What Happened To Systems?

I think I’ve told this story before, but maybe worth repeating.

Many years ago I had a season long nap of the day competition with a work colleague - loser pays for a slap-up lunch. The boss caught us studying form one day and asked if he could join in. He knew (he said) very little about horse racing so he would just have the third horse down, in the third race of the day at the main meeting. We both finished on the plus side, but had to buy him lunch two years running!
 
I used to be interested in systems.

The logic in creating the system is what interests me, not really following systems themselves, unless they become immensely profitable!

Sometimes one good hunch based on a feeling at any given time of a season can turn in a decent profit.
 
Everyone can have their own view on everything but personally I prefer the term selection process cos I don’t really distinguish between method and system other than a ‘system’ tends to mean it’s more open to automation and more fixed, however who is doing the automating makes a big difference as to what is possible i.e. a professional vs a have go hero who’s recorded a macro in excel.
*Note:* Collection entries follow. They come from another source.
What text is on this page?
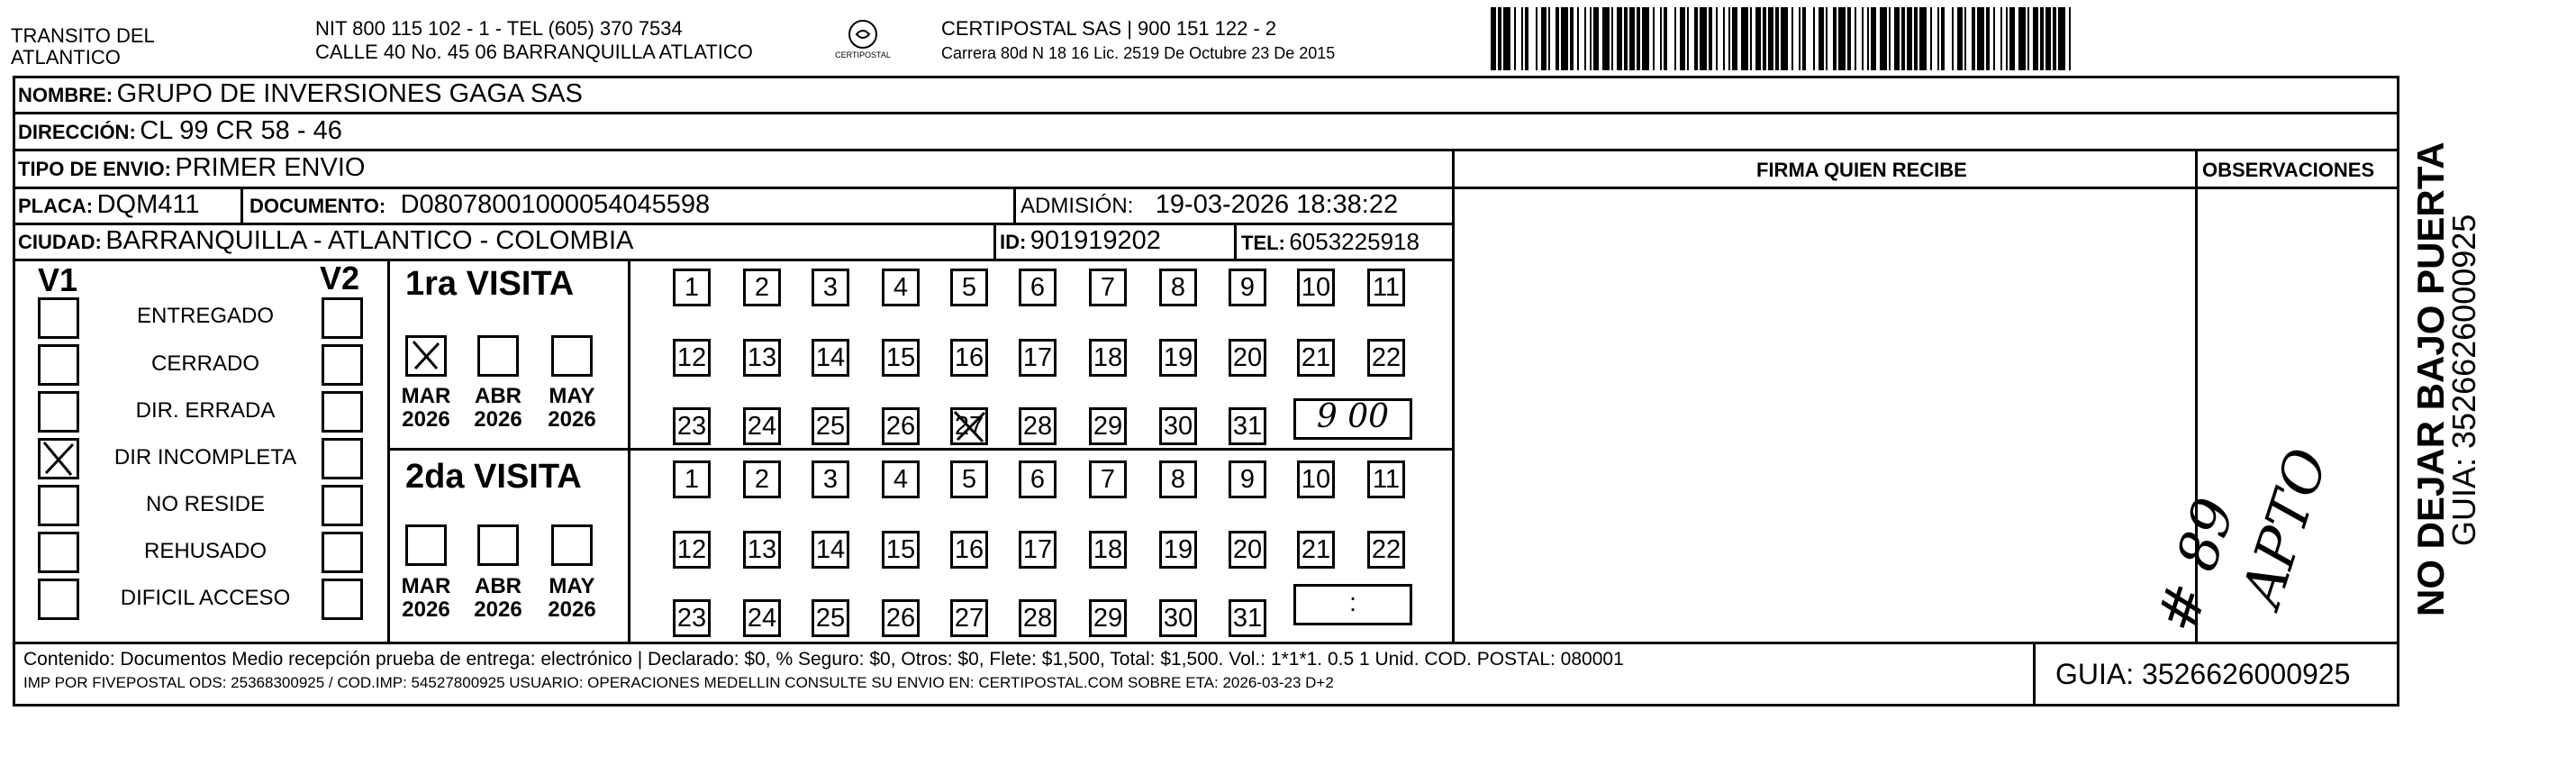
TRANSITO DEL
ATLANTICO
NIT 800 115 102 - 1 - TEL (605) 370 7534
CALLE 40 No. 45 06 BARRANQUILLA ATLATICO	CERTIPOSTAL
CERTIPOSTAL SAS | 900 151 122 - 2
Carrera 80d N 18 16 Lic. 2519 De Octubre 23 De 2015
NOMBRE: GRUPO DE INVERSIONES GAGA SAS
DIRECCIÓN: CL 99 CR 58 - 46
TIPO DE ENVIO: PRIMER ENVIO	FIRMA QUIEN RECIBE	OBSERVACIONES
PLACA: DQM411	DOCUMENTO: D08078001000054045598	ADMISIÓN: 19-03-2026 18:38:22
CIUDAD: BARRANQUILLA - ATLANTICO - COLOMBIA	ID: 901919202	TEL: 6053225918
V1	V2
ENTREGADO
CERRADO
DIR. ERRADA
DIR INCOMPLETA
NO RESIDE
REHUSADO
DIFICIL ACCESO
1ra VISITA
MAR
2026
ABR
2026
MAY
2026
1	2	3	4	5	6	7	8	9	10 11
12 13 14 15 16 17 18 19 20 21 22
23 24 25 26 27 28 29 30 31	9 00
2da VISITA
MAR
2026
ABR
2026
MAY
2026
1	2	3	4	5	6	7	8	9	10 11
12 13 14 15 16 17 18 19 20 21 22
23 24 25 26 27 28 29 30 31
:	# 89
APTO NO DEJAR BAJO PUERTA
GUIA: 3526626000925
Contenido: Documentos Medio recepción prueba de entrega: electrónico | Declarado: $0, % Seguro: $0, Otros: $0, Flete: $1,500, Total: $1,500. Vol.: 1*1*1. 0.5 1 Unid. COD. POSTAL: 080001
IMP POR FIVEPOSTAL ODS: 25368300925 / COD.IMP: 54527800925 USUARIO: OPERACIONES MEDELLIN CONSULTE SU ENVIO EN: CERTIPOSTAL.COM SOBRE ETA: 2026-03-23 D+2	GUIA: 3526626000925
But I'm somewhat sceptical of any method/system which wouldn't necessarily come up with the same selection if you looked at the race again with exactly the same information available on paper, on screen or in your head etc whether before or after the race has run.

I see a selection process as a repeatable set of steps, they can be based on hard data and/or soft data and not all applicable to every race or horse, and some can alter according to xyz criteria i.e. from very simple such as back top OR if trainer a, b or c. To a big decision tree containing a myriad of variables.
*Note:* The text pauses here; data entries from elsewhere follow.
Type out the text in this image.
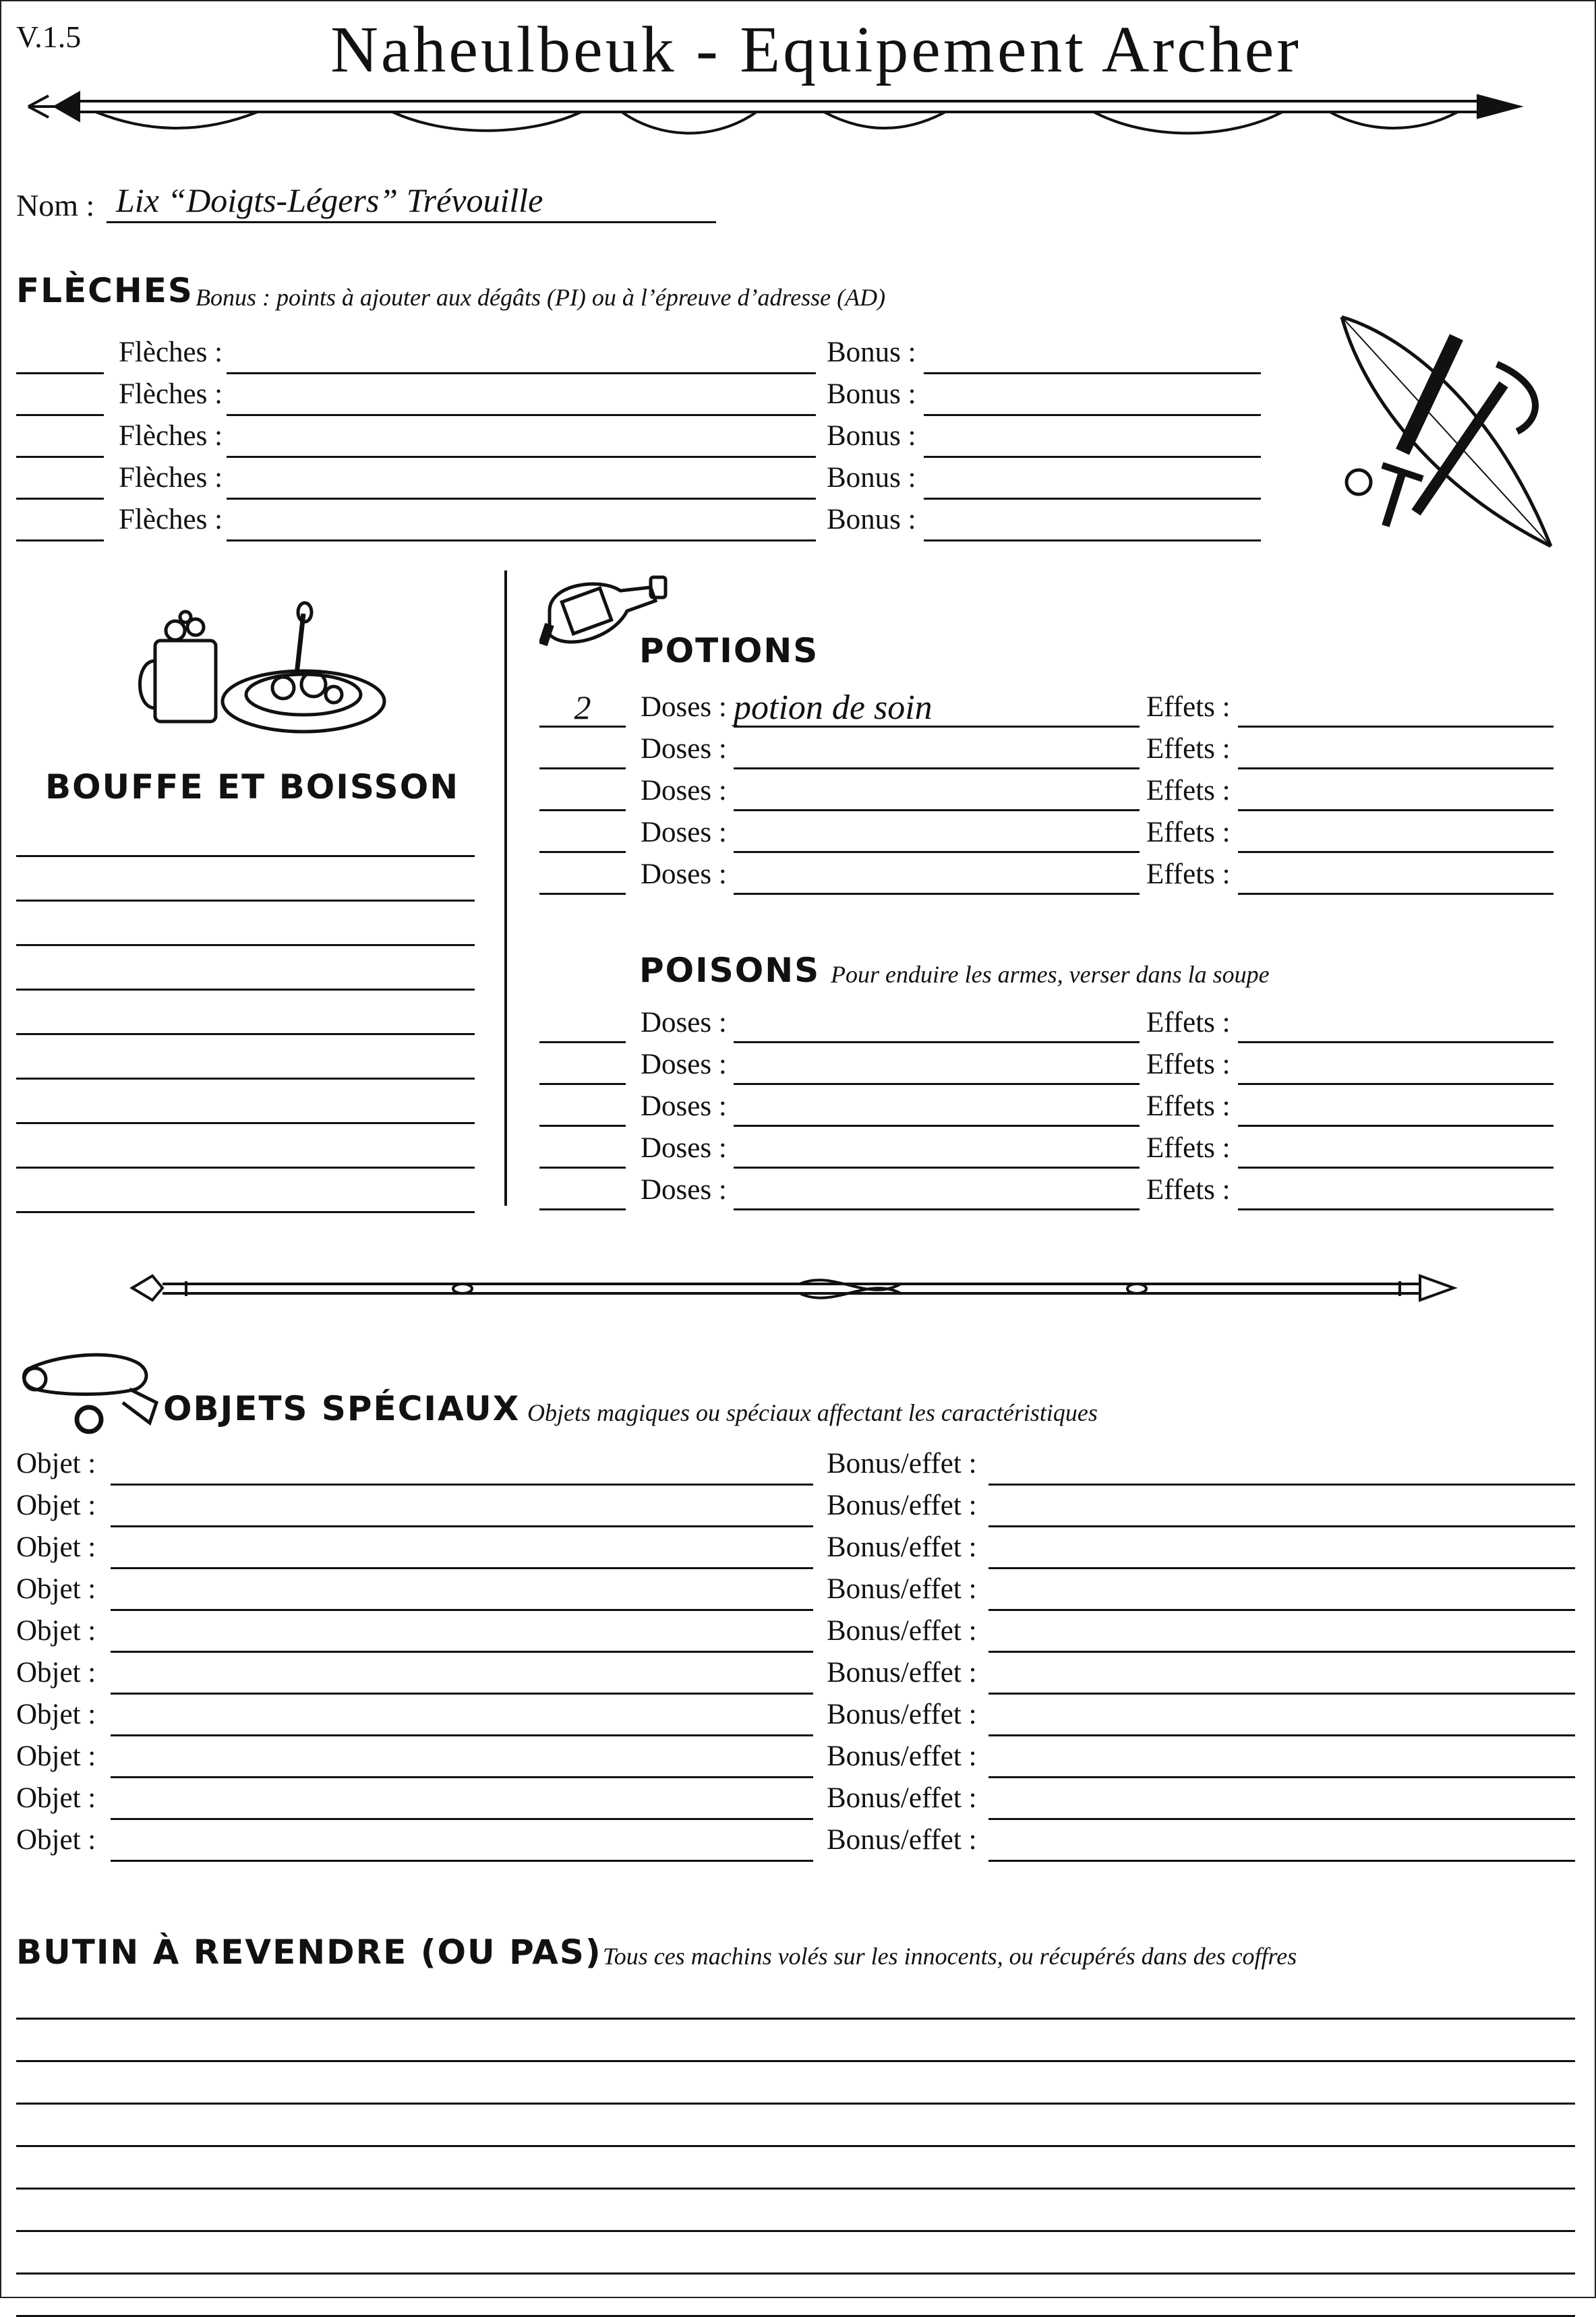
V.1.5	Naheulbeuk - Equipement Archer
Nom : Lix “Doigts-Légers” Trévouille
FLÈCHES Bonus : points à ajouter aux dégâts (PI) ou à l’épreuve d’adresse (AD)
BOUFFE ET BOISSON
POTIONS
POISONS Pour enduire les armes, verser dans la soupe
OBJETS SPÉCIAUX Objets magiques ou spéciaux affectant les caractéristiques
BUTIN À REVENDRE (OU PAS) Tous ces machins volés sur les innocents, ou récupérés dans des coffres
Flèches :	Bonus :
Flèches :	Bonus :
Flèches :	Bonus :
Flèches :	Bonus :
Flèches :	Bonus :
2	Doses : potion de soin	Effets :
Doses :	Effets :
Doses :	Effets :
Doses :	Effets :
Doses :	Effets :
Doses :	Effets :
Doses :	Effets :
Doses :	Effets :
Doses :	Effets :
Doses :	Effets :
Objet :	Bonus/effet :
Objet :	Bonus/effet :
Objet :	Bonus/effet :
Objet :	Bonus/effet :
Objet :	Bonus/effet :
Objet :	Bonus/effet :
Objet :	Bonus/effet :
Objet :	Bonus/effet :
Objet :	Bonus/effet :
Objet :	Bonus/effet :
In my experience, even the ones that work to whatever degree don’t always stay that way for various reasons.

Losing runs can be hard and the lower your average strike rate the worse they can be, I’ve done the maths in excel and built a bets simulator that I can plug in parms such total bets, strike and avg win odds, and they both came up with the same results e.g.

For a 1000 bets
a 20% strike you can end up with a losing run of 30
a 30% strike you can end up with a losing run of 19
a 40% strike you can end up with a losing run of 13

The clustering of wins and losses over an extended sequence can be very interesting i.e. whether backing doubles, trebles etc would have any mileage.

From what I've seen an incorrect/bad staking plan can turn a winning selection process into a losing one very easily.